Cuban currency isn’t available internationally, so you’ll need to bring cash with you and exchange it when you arrive. The CUC is pegged to the US dollar (1:1) and there is a 10 per cent fee for exchanging US dollars.

It’s best to exchange money at a bank, at bureaus (casa de cambio), airports or hotels. Never change money with anyone on the street, no matter how friendly or honest they may look.

Will my credit card work in Cuba?

Most European and Canadian credit cards will work as normal in Cuba. Cards from European and Canadian banks should work in ATMs, although fees may vary (in addition to your bank fee). It’s always smart to check with your bank before you travel.

Most American debit and credit cards won’t work in Cuba, either for making payments or in ATMs. Bring plenty of cash and leave the plastic behind.

How will we get around?

Organised tours will use private cars or minibuses for small and private groups, or larger buses for big group tours.

Depending on your itinerary you may take a short internal flight, such as from Havana to Santiago. Flight services can be unreliable, but your tour operator will handle any complications.

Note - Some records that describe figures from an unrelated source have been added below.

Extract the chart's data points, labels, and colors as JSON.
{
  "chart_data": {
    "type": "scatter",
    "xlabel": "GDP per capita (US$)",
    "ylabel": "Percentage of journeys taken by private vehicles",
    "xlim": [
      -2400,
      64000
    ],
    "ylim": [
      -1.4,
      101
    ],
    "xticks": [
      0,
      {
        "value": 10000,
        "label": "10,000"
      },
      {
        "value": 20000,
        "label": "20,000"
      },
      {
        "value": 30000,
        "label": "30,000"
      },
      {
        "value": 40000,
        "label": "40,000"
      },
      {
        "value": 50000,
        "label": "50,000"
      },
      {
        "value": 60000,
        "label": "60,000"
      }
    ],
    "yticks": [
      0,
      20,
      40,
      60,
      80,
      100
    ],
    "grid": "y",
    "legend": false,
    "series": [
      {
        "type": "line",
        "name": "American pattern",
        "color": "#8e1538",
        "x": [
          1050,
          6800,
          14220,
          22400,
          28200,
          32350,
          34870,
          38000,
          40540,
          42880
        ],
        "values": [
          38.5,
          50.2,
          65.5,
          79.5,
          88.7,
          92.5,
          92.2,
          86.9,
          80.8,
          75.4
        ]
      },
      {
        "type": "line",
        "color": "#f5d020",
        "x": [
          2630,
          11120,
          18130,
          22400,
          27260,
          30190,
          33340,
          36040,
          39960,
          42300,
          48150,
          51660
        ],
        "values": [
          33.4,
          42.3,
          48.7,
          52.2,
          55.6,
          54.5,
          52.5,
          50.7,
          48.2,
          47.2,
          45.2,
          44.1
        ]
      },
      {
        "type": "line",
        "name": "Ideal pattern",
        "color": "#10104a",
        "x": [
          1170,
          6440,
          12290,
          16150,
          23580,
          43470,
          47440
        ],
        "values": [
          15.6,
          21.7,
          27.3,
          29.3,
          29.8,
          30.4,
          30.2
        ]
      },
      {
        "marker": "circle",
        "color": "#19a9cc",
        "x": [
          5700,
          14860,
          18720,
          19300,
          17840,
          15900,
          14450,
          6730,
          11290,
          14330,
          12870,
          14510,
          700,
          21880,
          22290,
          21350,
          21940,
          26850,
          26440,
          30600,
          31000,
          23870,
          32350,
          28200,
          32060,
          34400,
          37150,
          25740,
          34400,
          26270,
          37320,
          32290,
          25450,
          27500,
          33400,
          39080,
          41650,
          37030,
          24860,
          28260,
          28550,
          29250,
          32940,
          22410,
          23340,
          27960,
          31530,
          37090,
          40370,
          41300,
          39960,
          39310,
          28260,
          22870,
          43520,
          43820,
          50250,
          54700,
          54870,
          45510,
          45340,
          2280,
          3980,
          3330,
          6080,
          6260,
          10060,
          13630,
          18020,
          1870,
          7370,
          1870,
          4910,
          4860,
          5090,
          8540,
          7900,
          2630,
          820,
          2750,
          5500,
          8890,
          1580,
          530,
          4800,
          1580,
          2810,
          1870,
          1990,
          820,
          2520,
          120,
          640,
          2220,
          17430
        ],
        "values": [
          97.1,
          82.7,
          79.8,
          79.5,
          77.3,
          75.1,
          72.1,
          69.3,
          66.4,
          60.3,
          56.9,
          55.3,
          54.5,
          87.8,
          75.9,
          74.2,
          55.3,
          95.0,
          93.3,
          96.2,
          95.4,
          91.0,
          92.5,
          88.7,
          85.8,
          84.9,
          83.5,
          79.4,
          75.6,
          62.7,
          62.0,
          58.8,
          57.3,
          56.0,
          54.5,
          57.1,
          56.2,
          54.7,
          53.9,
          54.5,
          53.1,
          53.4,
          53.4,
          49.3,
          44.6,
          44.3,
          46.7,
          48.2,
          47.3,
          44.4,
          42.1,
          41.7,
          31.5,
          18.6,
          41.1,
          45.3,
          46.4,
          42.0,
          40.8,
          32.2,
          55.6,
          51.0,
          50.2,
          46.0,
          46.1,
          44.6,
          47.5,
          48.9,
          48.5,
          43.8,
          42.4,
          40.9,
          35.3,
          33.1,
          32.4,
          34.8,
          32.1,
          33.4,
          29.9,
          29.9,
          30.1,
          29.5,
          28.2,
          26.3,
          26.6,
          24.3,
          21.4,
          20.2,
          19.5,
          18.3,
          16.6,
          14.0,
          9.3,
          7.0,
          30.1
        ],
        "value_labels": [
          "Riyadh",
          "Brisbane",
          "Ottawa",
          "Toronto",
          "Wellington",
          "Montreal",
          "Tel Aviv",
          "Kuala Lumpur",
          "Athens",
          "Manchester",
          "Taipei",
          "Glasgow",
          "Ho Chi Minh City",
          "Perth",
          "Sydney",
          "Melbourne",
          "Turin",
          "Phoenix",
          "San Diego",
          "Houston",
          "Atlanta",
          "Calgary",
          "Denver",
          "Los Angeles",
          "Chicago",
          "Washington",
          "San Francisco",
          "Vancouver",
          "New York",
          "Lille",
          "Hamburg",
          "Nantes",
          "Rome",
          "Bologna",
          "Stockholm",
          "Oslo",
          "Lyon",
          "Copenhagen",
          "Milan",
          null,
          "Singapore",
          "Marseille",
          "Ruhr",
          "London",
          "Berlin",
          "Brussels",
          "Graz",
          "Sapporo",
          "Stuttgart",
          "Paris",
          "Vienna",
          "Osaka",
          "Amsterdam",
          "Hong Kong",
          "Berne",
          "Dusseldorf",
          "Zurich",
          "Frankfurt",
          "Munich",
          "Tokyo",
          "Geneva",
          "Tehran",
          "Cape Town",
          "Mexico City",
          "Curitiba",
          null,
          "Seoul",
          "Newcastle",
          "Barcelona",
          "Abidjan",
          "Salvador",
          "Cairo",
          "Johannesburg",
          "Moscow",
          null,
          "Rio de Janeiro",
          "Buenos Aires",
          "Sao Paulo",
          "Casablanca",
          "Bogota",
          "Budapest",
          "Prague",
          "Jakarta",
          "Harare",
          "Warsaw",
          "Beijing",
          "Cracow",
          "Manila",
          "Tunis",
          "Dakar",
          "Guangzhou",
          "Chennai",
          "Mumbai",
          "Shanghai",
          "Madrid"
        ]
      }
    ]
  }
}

Is Cuba child and family friendly?

Cubans are fanatical about children and will go out of their way to bring a smile to their faces, but the tourist infrastructure is still fairly patchy and facilities for infants and younger children can be lacking.

For Americans on “people-to-people” trips, a packed, cultural itinerary with little beach time might not be ideal for younger kids but could make an eye-opening experience for adolescents.

If travelling with infants be sure to bring enough diapers and formula for your entire trip, as stores often run short.

On the plus side, children are never seen as an annoyance in Cuba and they will be given constant attention. Remember that it’s a touchy-feely culture – don’t be upset by friendly patting and hair stroking, it’s all meant with the utmost affection.

What vaccinations are required?

There are no specific shots required for Cuba, aside from the standard travel vaccinations (exact recommendations vary by country / healthcare provider).

That said there are a number of illnesses that travellers should be aware of, most notably dengue and zika – both of which are carried by mosquitoes. Practice common sense mosquito precautions, bring a good repellent and use it liberally, especially during dusk and evening.

Unboiled tap water should be avoided. If you’re served drinking water or juice it will probably be bottled water, but feel free to double check without causing any offence.

Is Cuba safe?

Cuba is one of the safest countries in the Americas. You can feel at ease even in the biggest cities and most crime is non-violent, opportunistic theft. Practice the same common sense you’d use anywhere else: don’t wear flashy jewelry, keep an eye on your valuables and don’t find yourself on a quiet street late at night.

Mild annoyances in the cities include hustlers trying to sell you fake cigars, offering to exchange dodgy money in the street, or other sharp-talking (but usually good natured) con artists. Keep your wits about you and you’ll enjoy a perfectly pleasant trip.